Au terme d’un audit mené sur 15 ans de politiques publiques, le Haut Conseil de santé publique (HCSP) alerte les autorités sur l’urgence de réduire les expositions aux polluants. Davantage que des plans quinquennaux, la santé environnementale gagnerait à être l’objet d’une réelle stratégie nationale et interministérielle, avec une valeur juridique et un financement dédié, analyse le HCSP.
Si les termes employés restent feutrés, le Haut Conseil de santé publique dresse un constat sans concession sur la politique de santé environnementale menée par la France depuis le premier plan national (PNSE) en 2004.
À la demande des ministères de la Santé et de la Transition Ecologique (en mai 2020), le Haut Conseil a analysé les trois PNSE (2004-2008 ; 2009-2013 ; 2015-2019). Il a rendu publiques ses conclusions, fruits de deux années de travail, mercredi 11 janvier, huit mois après le lancement du 4e plan Santé Environnement.
Quelles avancées ?
Premier enseignement : ces plans ont permis quelques avancées en menant des actions sur des axes prioritaires clairement établis – garantir une eau et un air de bonne qualité ou prévenir les cancers d’origine environnementale pour le 1er PNSE, réduire les inégalités environnementales pour le 2e, évaluer le danger et l’exposition des populations aux perturbateurs endocriniens pour le 3e.
Le HCSP relève des « résultats encourageants » sur le suivi de la qualité de l’air.
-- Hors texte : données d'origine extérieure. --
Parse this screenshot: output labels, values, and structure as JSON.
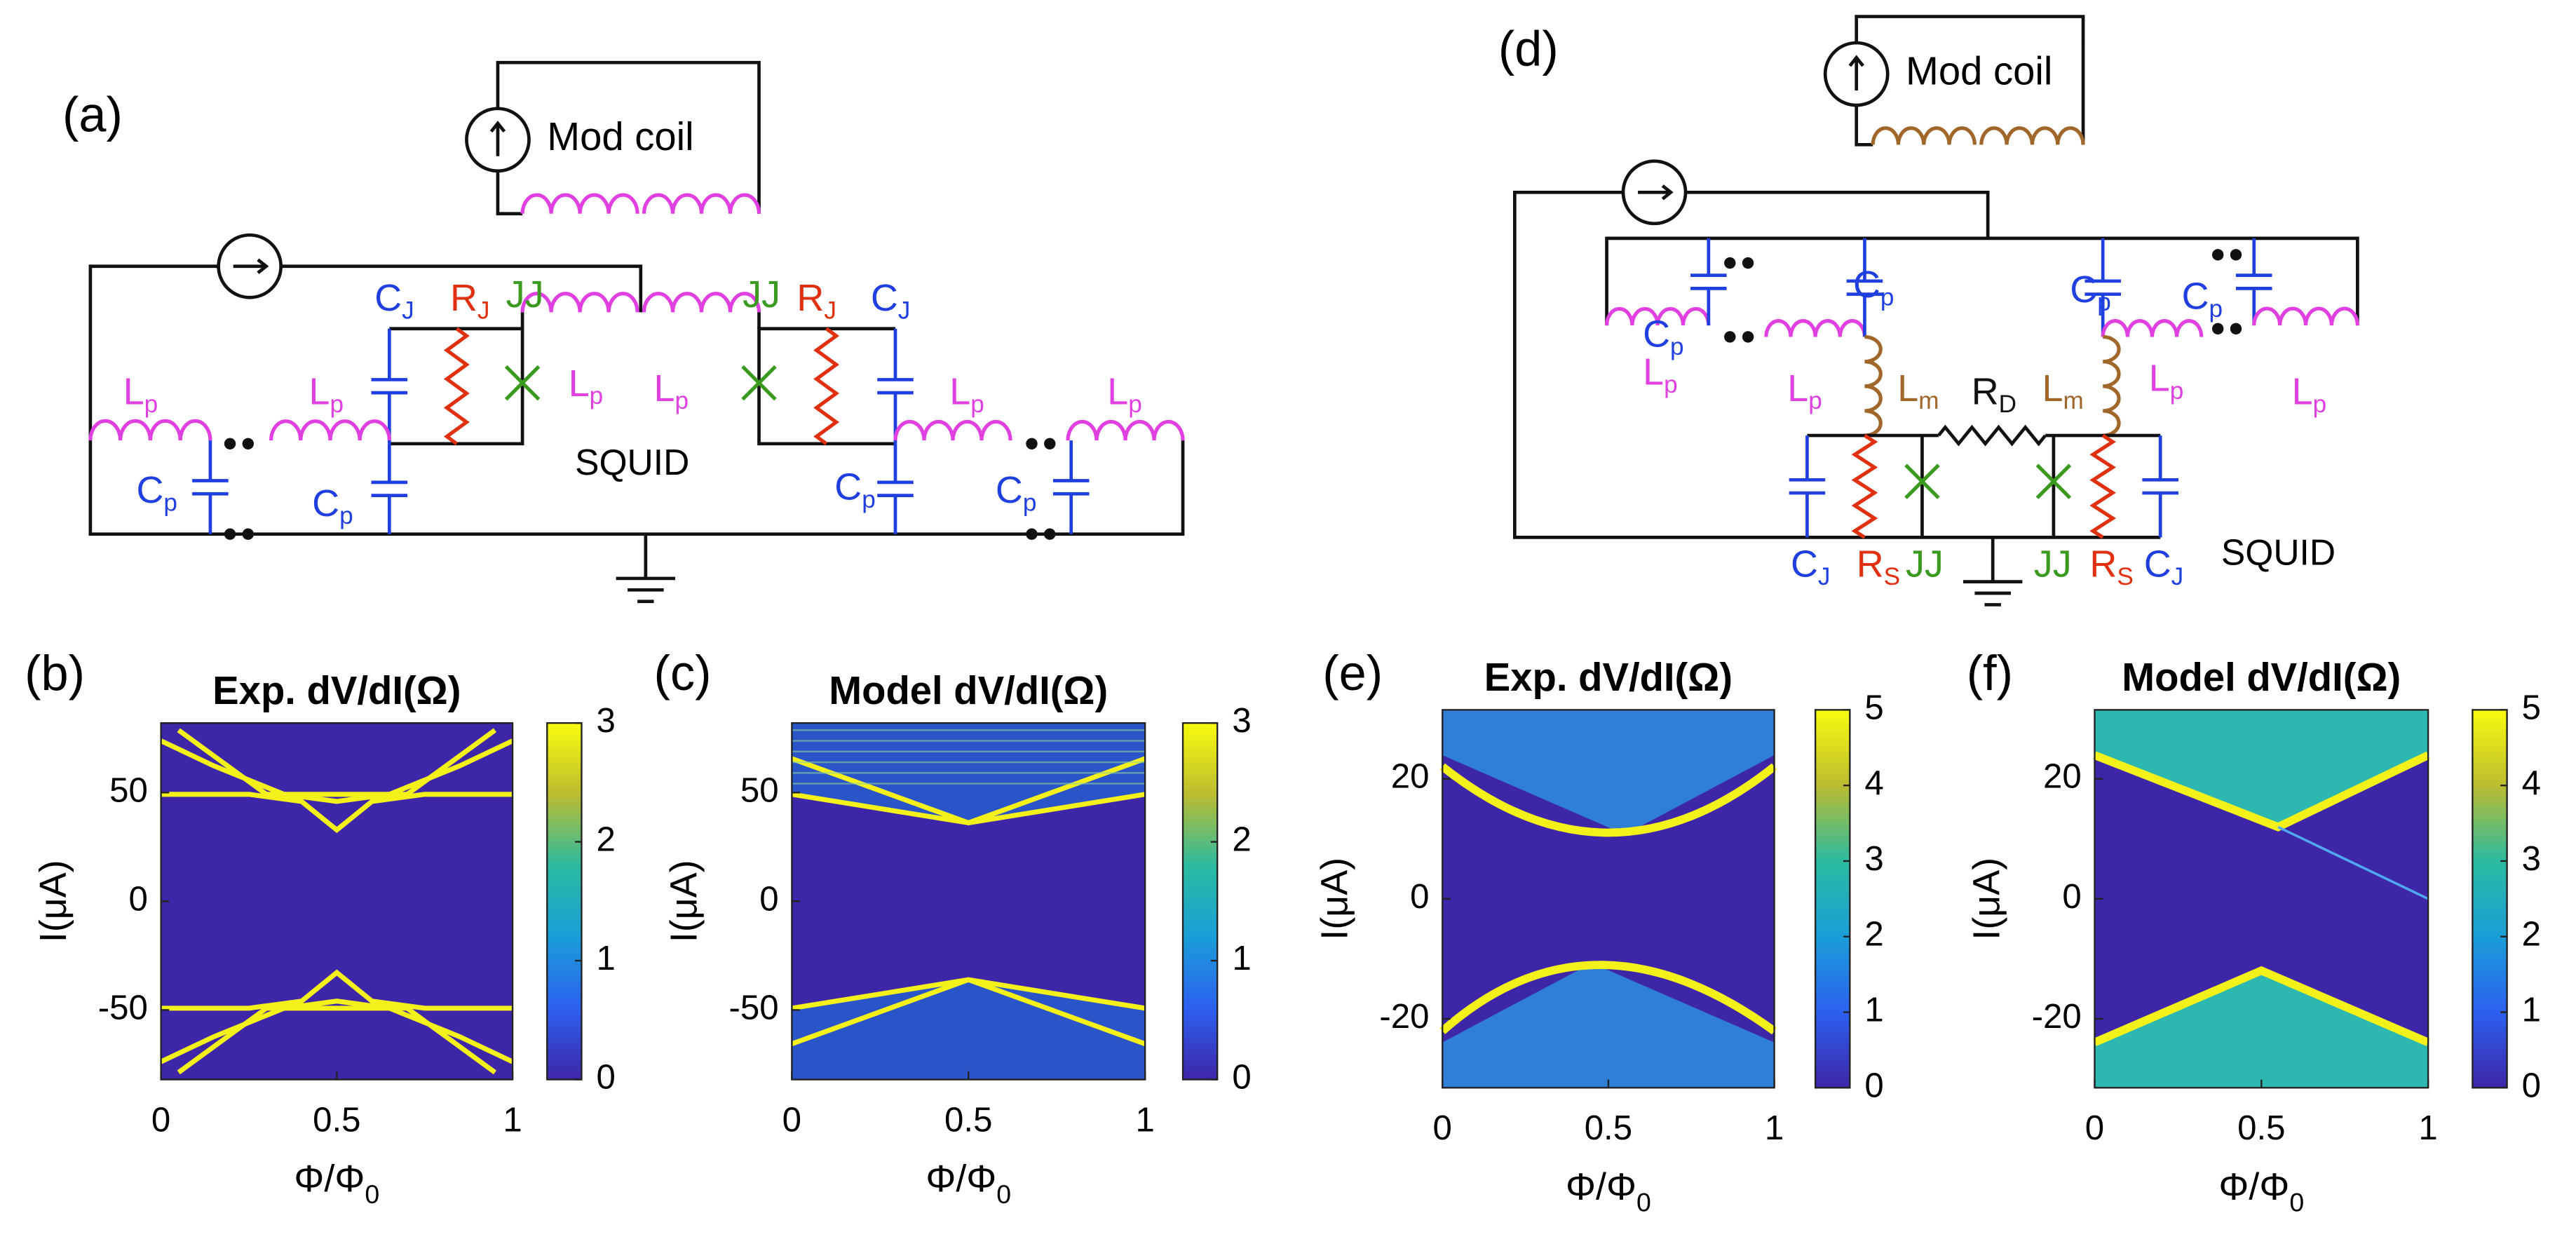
{
  "circuit_a": {
    "label": "(a)",
    "mod_coil": "Mod coil",
    "squid": "SQUID",
    "labels": [
      {
        "main": "C",
        "sub": "J"
      },
      {
        "main": "R",
        "sub": "J"
      },
      {
        "main": "JJ"
      },
      {
        "main": "L",
        "sub": "p"
      },
      {
        "main": "L",
        "sub": "p"
      },
      {
        "main": "JJ"
      },
      {
        "main": "R",
        "sub": "J"
      },
      {
        "main": "C",
        "sub": "J"
      },
      {
        "main": "L",
        "sub": "p"
      },
      {
        "main": "L",
        "sub": "p"
      },
      {
        "main": "C",
        "sub": "p"
      },
      {
        "main": "C",
        "sub": "p"
      },
      {
        "main": "L",
        "sub": "p"
      },
      {
        "main": "C",
        "sub": "p"
      },
      {
        "main": "L",
        "sub": "p"
      },
      {
        "main": "C",
        "sub": "p"
      }
    ]
  },
  "circuit_d": {
    "label": "(d)",
    "mod_coil": "Mod coil",
    "squid": "SQUID",
    "labels": [
      {
        "main": "C",
        "sub": "p"
      },
      {
        "main": "C",
        "sub": "p"
      },
      {
        "main": "C",
        "sub": "p"
      },
      {
        "main": "C",
        "sub": "p"
      },
      {
        "main": "L",
        "sub": "p"
      },
      {
        "main": "L",
        "sub": "p"
      },
      {
        "main": "L",
        "sub": "m"
      },
      {
        "main": "R",
        "sub": "D"
      },
      {
        "main": "L",
        "sub": "m"
      },
      {
        "main": "L",
        "sub": "p"
      },
      {
        "main": "L",
        "sub": "p"
      },
      {
        "main": "C",
        "sub": "J"
      },
      {
        "main": "R",
        "sub": "S"
      },
      {
        "main": "JJ"
      },
      {
        "main": "JJ"
      },
      {
        "main": "R",
        "sub": "S"
      },
      {
        "main": "C",
        "sub": "J"
      }
    ]
  },
  "panels": [
    {
      "label": "(b)",
      "title": "Exp. dV/dI(Ω)",
      "ylabel": "I(μA)",
      "xlabel": {
        "main": "Φ/Φ",
        "sub": "0"
      },
      "xlim": [
        0,
        1
      ],
      "xticks": [
        0,
        0.5,
        1
      ],
      "ylim": [
        -82,
        82
      ],
      "yticks": [
        -50,
        0,
        50
      ],
      "clim": [
        0,
        3
      ],
      "cticks": [
        0,
        1,
        2,
        3
      ]
    },
    {
      "label": "(c)",
      "title": "Model dV/dI(Ω)",
      "ylabel": "I(μA)",
      "xlabel": {
        "main": "Φ/Φ",
        "sub": "0"
      },
      "xlim": [
        0,
        1
      ],
      "xticks": [
        0,
        0.5,
        1
      ],
      "ylim": [
        -82,
        82
      ],
      "yticks": [
        -50,
        0,
        50
      ],
      "clim": [
        0,
        3
      ],
      "cticks": [
        0,
        1,
        2,
        3
      ]
    },
    {
      "label": "(e)",
      "title": "Exp. dV/dI(Ω)",
      "ylabel": "I(μA)",
      "xlabel": {
        "main": "Φ/Φ",
        "sub": "0"
      },
      "xlim": [
        0,
        1
      ],
      "xticks": [
        0,
        0.5,
        1
      ],
      "ylim": [
        -31.5,
        31.5
      ],
      "yticks": [
        -20,
        0,
        20
      ],
      "clim": [
        0,
        5
      ],
      "cticks": [
        0,
        1,
        2,
        3,
        4,
        5
      ]
    },
    {
      "label": "(f)",
      "title": "Model dV/dI(Ω)",
      "ylabel": "I(μA)",
      "xlabel": {
        "main": "Φ/Φ",
        "sub": "0"
      },
      "xlim": [
        0,
        1
      ],
      "xticks": [
        0,
        0.5,
        1
      ],
      "ylim": [
        -31.5,
        31.5
      ],
      "yticks": [
        -20,
        0,
        20
      ],
      "clim": [
        0,
        5
      ],
      "cticks": [
        0,
        1,
        2,
        3,
        4,
        5
      ]
    }
  ]
}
Les auteurs citent la baisse régulière des concentrations moyennes annuelles de dioxyde de soufre, de dioxyde d’azote et de particules fines depuis 2006.
Pour autant, « la pollution atmosphérique reste une problématique majeure de santé publique, avec en outre, le cas de l’ozone dont les concentrations restent stables. La forte baisse des émissions rejetées dans l’air n’a pas suffi à passer, dans les délais, sous les valeurs limites requises par l’UE pour la protection de la santé. » La France est donc l’objet de deux contentieux engagés par la Cour de justice européenne.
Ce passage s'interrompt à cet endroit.